Aanstellingskeuringen, zelfregulering en de klachtencommissie

De leden van de VVD-fractie ondersteunen het voorstel om de SER een centrale rol te geven bij de instelling van de klachtencommissie aanstellingskeuringen. Bovendien geeft de SER aan in beginsel ook positief tegenover het voorstel te staan. Deze leden vragen of de regering al iets meer kan zeggen over de manier waarop de SER en de Cka deze rol gaan invullen?

Het voornemen bestaat om in het Besluit klachtenbehandeling aanstellingskeuringen te regelen dat de commissie wordt samengesteld uit vijf door de SER te benoemen leden. De commissie zou samengesteld moeten zijn uit drie onafhankelijke leden, waaronder de voorzitter, een lid dat op voordracht van de representatieve organisaties van werkgevers en een lid dat op voordracht van de representatieve organisaties van werknemers wordt benoemd.

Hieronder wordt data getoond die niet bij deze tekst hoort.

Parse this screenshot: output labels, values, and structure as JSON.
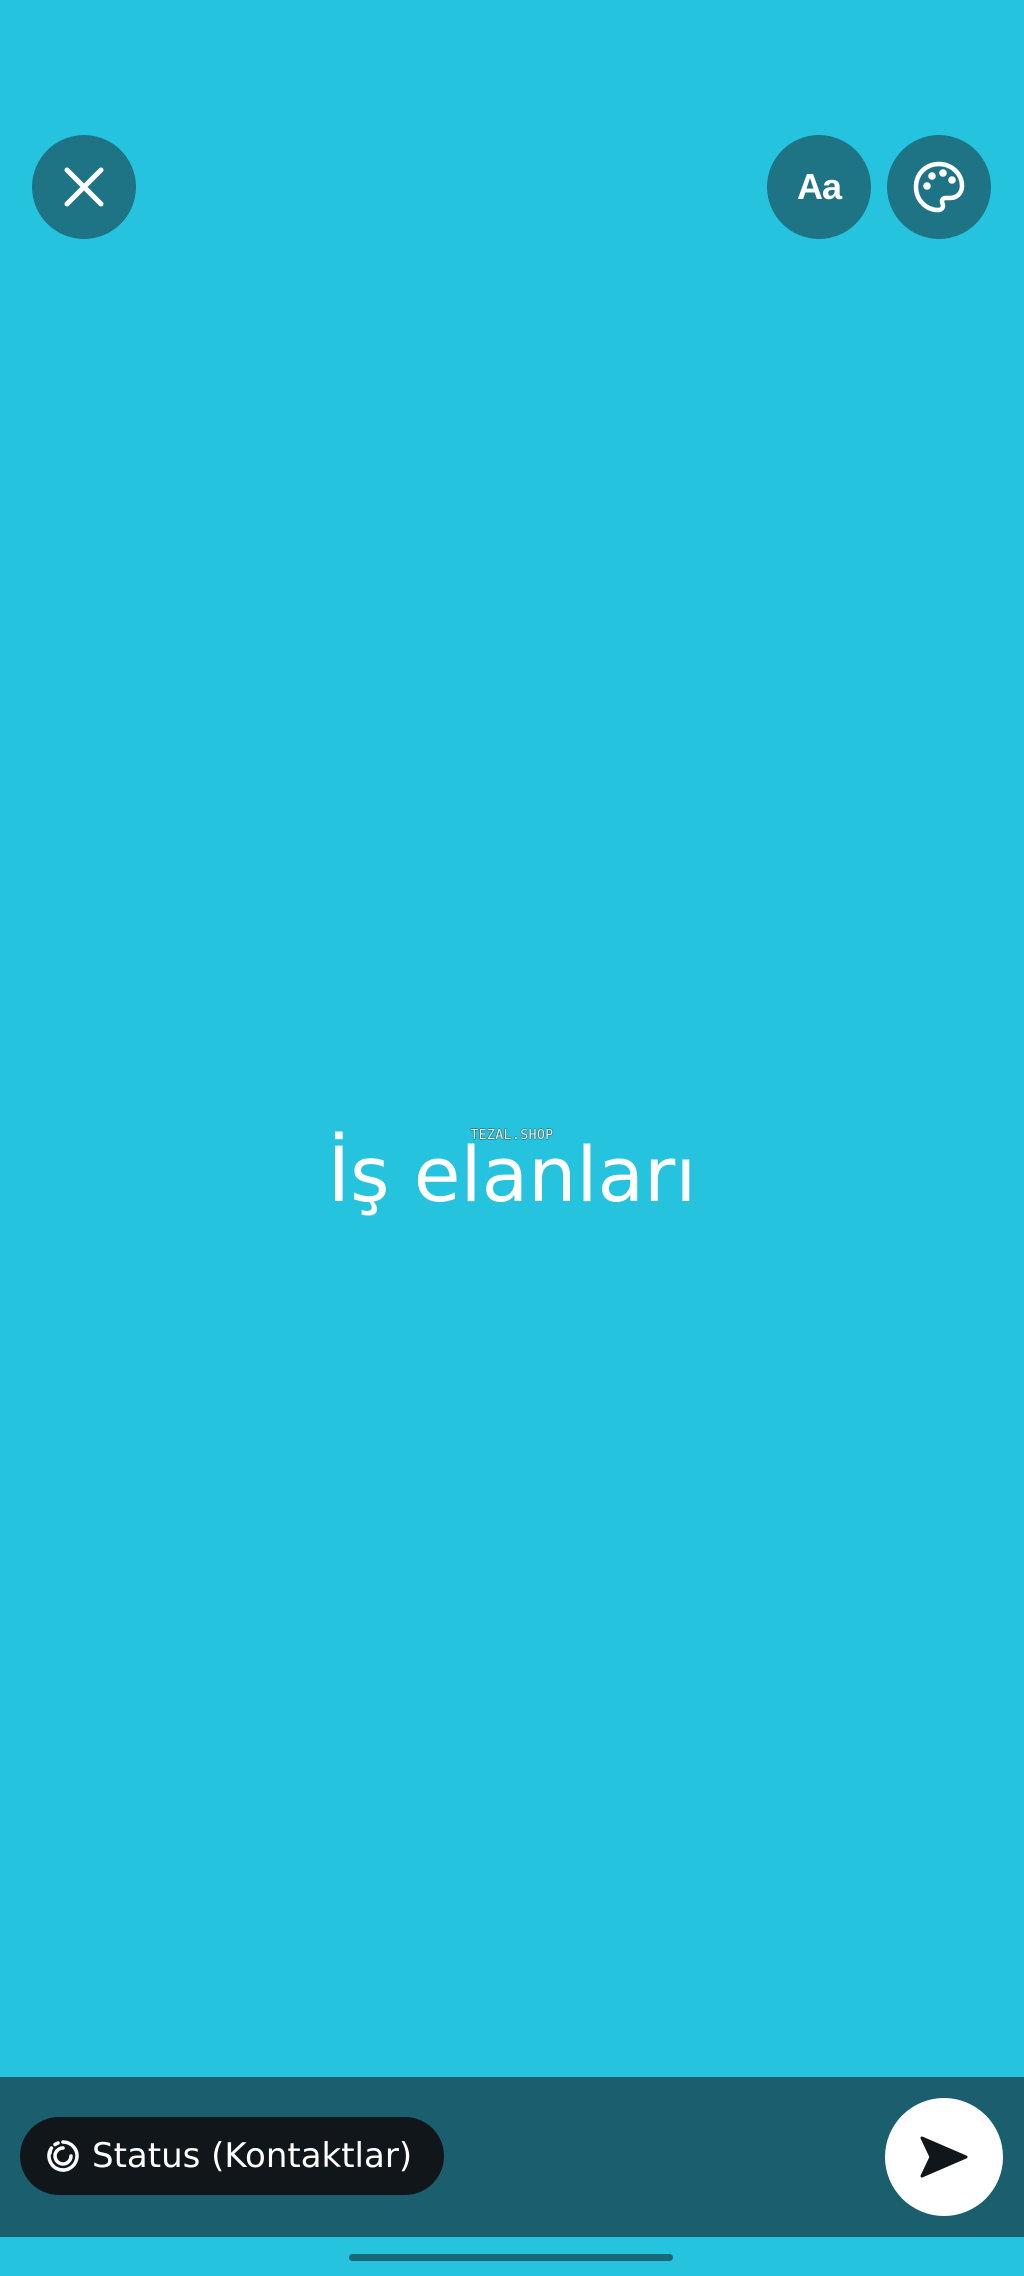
{
  "composer": {
    "background_color": "#25C3DE",
    "status_text": "İş elanları",
    "watermark_text": "TEZAL.SHOP"
  },
  "toolbar": {
    "close_icon": "close-icon",
    "font_button_label": "Aa",
    "palette_icon": "palette-icon"
  },
  "footer": {
    "audience_icon": "status-ring-icon",
    "audience_label": "Status (Kontaktlar)",
    "send_icon": "send-icon"
  },
  "colors": {
    "button_bg": "#1E7385",
    "bar_bg": "#1B5E6E",
    "pill_bg": "#10161A"
  }
}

De noodzakelijke juridische en medische deskundigheid zal daarbij gewaarborgd moeten blijven. Om mogelijk te maken dat iemand die niet tot de in de SER vertegenwoordigde organisaties behoort lid kan worden van de klachtencommissie, is voorgesteld artikel 14, tweede lid, onderdeel b, van de Wmk te herzien.

De leden van de PvdA-fractie steunen de regering in het overdragen van de uitvoering van de Cka aan de SER. Maar de regering stelt nu enkel voor de bevoegdheid te krijgen de commissie bij de SER te beleggen. Waarom dit voorbehoud? De leden van de PvdA-fractie en CDA-fractie vragen waarom de regering enerzijds flexibiliteit in de wet wil, om zo de bevoegdheid over de Cka weer terug bij de minister van Sociale Zaken en Werkgelegenheid (SZW) onder te brengen, terwijl de regering er anderzijds voor kiest de evaluatieplicht uit de wet te verwijderen? De leden van de PvdA-fractie willen dat de regering regels opstelt over de werkwijze van de commissie en het voorstel hier dus op aanpast. Ook vragen deze leden of de SER ook de artsen die lid worden van de Cka gaat benoemen.

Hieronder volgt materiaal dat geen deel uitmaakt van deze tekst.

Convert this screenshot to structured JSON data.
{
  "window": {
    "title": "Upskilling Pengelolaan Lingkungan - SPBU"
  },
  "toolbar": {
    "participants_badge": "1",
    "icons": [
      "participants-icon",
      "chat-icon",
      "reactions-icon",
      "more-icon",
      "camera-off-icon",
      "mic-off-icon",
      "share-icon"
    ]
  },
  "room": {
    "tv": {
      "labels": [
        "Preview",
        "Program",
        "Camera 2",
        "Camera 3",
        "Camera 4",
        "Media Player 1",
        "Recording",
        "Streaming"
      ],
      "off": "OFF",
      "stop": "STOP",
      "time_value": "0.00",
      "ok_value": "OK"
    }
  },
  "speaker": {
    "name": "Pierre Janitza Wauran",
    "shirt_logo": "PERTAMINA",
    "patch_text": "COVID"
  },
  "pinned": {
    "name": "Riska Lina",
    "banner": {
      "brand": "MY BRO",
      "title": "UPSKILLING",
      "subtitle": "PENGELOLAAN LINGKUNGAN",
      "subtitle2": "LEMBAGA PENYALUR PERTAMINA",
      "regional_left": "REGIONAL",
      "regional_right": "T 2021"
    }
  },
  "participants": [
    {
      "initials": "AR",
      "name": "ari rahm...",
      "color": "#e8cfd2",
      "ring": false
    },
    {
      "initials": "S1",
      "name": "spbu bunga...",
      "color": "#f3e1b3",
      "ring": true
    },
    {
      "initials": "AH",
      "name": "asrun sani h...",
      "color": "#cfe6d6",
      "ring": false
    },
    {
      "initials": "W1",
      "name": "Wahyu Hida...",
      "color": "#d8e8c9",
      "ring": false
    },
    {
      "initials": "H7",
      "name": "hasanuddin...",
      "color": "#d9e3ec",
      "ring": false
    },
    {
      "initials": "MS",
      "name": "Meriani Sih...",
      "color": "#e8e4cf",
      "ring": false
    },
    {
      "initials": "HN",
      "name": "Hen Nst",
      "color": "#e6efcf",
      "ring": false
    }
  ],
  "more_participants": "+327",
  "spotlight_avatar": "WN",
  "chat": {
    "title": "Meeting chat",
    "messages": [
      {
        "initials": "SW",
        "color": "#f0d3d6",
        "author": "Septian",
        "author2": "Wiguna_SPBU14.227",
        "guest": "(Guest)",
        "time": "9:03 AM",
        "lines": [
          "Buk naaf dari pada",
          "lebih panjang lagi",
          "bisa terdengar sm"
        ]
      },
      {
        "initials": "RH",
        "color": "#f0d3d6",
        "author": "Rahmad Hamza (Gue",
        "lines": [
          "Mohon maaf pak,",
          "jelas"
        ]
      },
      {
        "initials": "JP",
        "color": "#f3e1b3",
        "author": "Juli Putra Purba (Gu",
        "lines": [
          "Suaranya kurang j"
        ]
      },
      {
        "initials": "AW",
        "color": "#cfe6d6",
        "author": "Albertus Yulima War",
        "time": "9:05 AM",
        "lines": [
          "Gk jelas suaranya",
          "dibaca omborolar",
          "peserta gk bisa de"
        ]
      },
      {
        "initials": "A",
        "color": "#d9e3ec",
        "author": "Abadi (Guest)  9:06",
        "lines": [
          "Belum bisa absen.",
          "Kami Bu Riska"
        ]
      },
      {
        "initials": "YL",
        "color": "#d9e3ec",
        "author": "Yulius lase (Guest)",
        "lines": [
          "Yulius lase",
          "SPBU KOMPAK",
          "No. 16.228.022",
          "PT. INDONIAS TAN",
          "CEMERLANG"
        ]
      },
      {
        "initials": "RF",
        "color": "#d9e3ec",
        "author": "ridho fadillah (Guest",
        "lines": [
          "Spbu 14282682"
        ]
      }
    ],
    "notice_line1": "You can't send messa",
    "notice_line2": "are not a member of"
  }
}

In het wetsvoorstel wordt voorgesteld de bevoegdheid op te nemen om de uitvoering van de Cka bij de SER te beleggen, door aanpassing van artikel in artikel 14, tweede lid, van de Wmk.De voorgestelde wettekst biedt de ruimte om de klachtenbehandeling ook op een andere manier te organiseren. Het is wenselijk om de flexibiliteit te behouden om de taak om een klachtencommissie in te stellen op enig moment niet meer aan de SER op te dragen. Uiteraard zou daarover in een dergelijke situatie overleg plaatsvinden met de SER. Dit staat los van een wettelijk verplichte periodieke evaluatie van de Wmk.

Op basis van de voorgestelde tekst voor artikel 14, tweede lid, van de wet bestaat onder meer de mogelijkheid om regels te stellen over de werkwijze van de Cka. Daarover staan nu al bepalingen in het Besluit klachtenbehandeling aanstellingskeuringen.

De SER zal ook de artsen die lid worden van de Cka gaan benoemen.

De leden van de PvdA-fractie hebben enkele vragen over de effectiviteit van de Cka. Uiteindelijk is het doel, naar de mening van deze leden, om onnodige medische keuringen in te perken, zodat de privacy van de sollicitant beschermd wordt. Als een sollicitant toch vragen van de werkgever krijgt over zijn gezondheid of wordt gevraagd een medisch onderzoek te ondergaan, hoe kan de sollicitant dit dan via de Cka tegengaan? De Cka heeft enkel een adviesfunctie. Waarom kan de sollicitant via de Cka geen vergoeding krijgen of wordt de werkgever geen boete opgelegd? De desbetreffende werkgever zou vervolgens bezwaar kunnen maken. Wat zijn op dit moment de financiële gevolgen van een negatief advies van de Cka?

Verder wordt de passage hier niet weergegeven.